On Thu 2019-04-25 21:32:17, Feng Tang wrote:
> Currently on panic, kernel will lower the loglevel and print out
> pending printk msg only with console_flush_on_panic().
> 
> Add an option for users to configure the "panic_print" to replay
> all dmesg in buffer, some of which they may have never seen due
> to the loglevel setting, which will help panic debugging .
> 
> @@ -2539,6 +2540,11 @@ void console_flush_on_panic(void)
>  	 */
>  	console_trylock();
>  	console_may_schedule = 0;
> +
> +	if (mode == CONSOLE_REPLAY_ALL) {
> +		console_seq = log_first_seq;
> +		console_idx = log_first_idx;

Ah, log_first_seq and log_first_idx are synchronized by
logbuf_log.

console_flush_on_panic(CONSOLE_REPLAY_ALL) is called
when only one CPU is running but it is not guaranteed.

Therefore we should use:

	if (mode == CONSOLE_REPLAY_ALL) {
		unsigned long flags;

		logbuf_lock_irqsave(flags);
		console_seq = log_first_seq;
		console_idx = log_first_idx;
		logbuf_unlock_irqrestore(flags);
	}

I am really sorry that I have missed it yesterday.
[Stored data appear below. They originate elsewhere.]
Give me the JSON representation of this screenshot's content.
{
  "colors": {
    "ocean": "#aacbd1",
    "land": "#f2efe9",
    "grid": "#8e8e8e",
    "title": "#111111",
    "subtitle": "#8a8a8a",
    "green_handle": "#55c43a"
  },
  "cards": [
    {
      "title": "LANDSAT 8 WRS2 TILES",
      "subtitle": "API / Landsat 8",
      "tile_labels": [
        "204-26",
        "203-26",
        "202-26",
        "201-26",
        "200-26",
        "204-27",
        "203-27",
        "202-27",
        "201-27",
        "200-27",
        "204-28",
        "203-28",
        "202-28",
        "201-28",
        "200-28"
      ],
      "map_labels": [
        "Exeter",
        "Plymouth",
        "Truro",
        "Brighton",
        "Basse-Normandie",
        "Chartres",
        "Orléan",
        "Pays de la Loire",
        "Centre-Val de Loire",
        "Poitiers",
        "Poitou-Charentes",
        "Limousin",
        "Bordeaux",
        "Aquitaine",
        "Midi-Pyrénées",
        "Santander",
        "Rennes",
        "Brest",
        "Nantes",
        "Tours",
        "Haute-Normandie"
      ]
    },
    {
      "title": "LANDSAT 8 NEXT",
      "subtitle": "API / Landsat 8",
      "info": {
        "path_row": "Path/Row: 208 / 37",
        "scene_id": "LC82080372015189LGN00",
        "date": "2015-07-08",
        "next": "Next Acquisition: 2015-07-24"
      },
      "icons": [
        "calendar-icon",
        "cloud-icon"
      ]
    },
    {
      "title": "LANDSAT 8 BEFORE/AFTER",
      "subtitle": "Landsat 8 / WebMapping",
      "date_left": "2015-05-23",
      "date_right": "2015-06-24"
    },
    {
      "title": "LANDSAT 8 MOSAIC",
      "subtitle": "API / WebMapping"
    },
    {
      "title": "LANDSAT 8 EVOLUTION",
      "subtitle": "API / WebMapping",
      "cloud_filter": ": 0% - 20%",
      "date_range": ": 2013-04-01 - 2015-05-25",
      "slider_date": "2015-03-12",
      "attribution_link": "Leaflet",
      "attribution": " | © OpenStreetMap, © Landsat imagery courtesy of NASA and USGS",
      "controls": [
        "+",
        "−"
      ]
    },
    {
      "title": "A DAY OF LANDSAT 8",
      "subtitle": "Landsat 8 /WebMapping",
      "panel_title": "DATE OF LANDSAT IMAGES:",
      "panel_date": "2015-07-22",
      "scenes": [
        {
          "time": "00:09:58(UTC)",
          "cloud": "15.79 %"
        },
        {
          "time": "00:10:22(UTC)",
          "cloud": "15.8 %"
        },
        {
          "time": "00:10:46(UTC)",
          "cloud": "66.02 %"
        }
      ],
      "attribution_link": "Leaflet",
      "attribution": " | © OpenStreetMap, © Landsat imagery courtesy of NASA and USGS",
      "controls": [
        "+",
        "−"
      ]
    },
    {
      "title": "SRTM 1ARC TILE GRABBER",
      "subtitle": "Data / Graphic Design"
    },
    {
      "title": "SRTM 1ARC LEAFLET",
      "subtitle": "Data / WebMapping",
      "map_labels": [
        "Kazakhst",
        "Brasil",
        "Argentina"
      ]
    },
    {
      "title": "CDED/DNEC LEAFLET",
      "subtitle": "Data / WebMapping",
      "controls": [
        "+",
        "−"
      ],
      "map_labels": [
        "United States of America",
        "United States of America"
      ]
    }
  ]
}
Anyway, with the above locking, feel free to add:

Reviewed-by: Petr Mladek <pmladek@suse.com>

Best Regards,
Petr

^ permalink raw reply	[flat|nested] 8+ messages in thread

* Re: [PATCH v4] panic: add an option to replay all the printk message in buffer
  2019-04-26  7:49 ` Petr Mladek
@ 2019-04-26 13:53   ` Sergey Senozhatsky
  2019-04-26 14:14     ` Petr Mladek
  0 siblings, 1 reply; 8+ messages in thread
From: Sergey Senozhatsky @ 2019-04-26 13:53 UTC (permalink / raw)
  To: Petr Mladek
  Cc: Feng Tang, Andrew Morton, Steven Rostedt, Sergey Senozhatsky,
	linux-kernel, Aaro Koskinen, Kees Cook, Borislav Petkov

On (04/26/19 09:49), Petr Mladek wrote:
> On Thu 2019-04-25 21:32:17, Feng Tang wrote:
> > Currently on panic, kernel will lower the loglevel and print out
> > pending printk msg only with console_flush_on_panic().
> > 
> > Add an option for users to configure the "panic_print" to replay
> > all dmesg in buffer, some of which they may have never seen due
> > to the loglevel setting, which will help panic debugging .
> > 
> > @@ -2539,6 +2540,11 @@ void console_flush_on_panic(void)
> >  	 */
> >  	console_trylock();
> >  	console_may_schedule = 0;
> > +
> > +	if (mode == CONSOLE_REPLAY_ALL) {
> > +		console_seq = log_first_seq;
> > +		console_idx = log_first_idx;
> 
> Ah, log_first_seq and log_first_idx are synchronized by
> logbuf_log.
> 
> console_flush_on_panic(CONSOLE_REPLAY_ALL) is called
> when only one CPU is running but it is not guaranteed.
> 
> Therefore we should use:
> 
> 	if (mode == CONSOLE_REPLAY_ALL) {
> 		unsigned long flags;
> 
> 		logbuf_lock_irqsave(flags);
> 		console_seq = log_first_seq;
> 		console_idx = log_first_idx;
> 		logbuf_unlock_irqrestore(flags);
> 	}

I thought about it, and I don't think I see how we can race with
anything here.

Suppose we have panic on CPUA and cactive CPUB in console_unlock():

- if it's not in atomic context, then the moment it does

	call_console_drivers();
	printk_safe_exit_irqrestore(flags);  << IPI

  IPI will take it down.

- If IPI doesn't take it down, then NMI will.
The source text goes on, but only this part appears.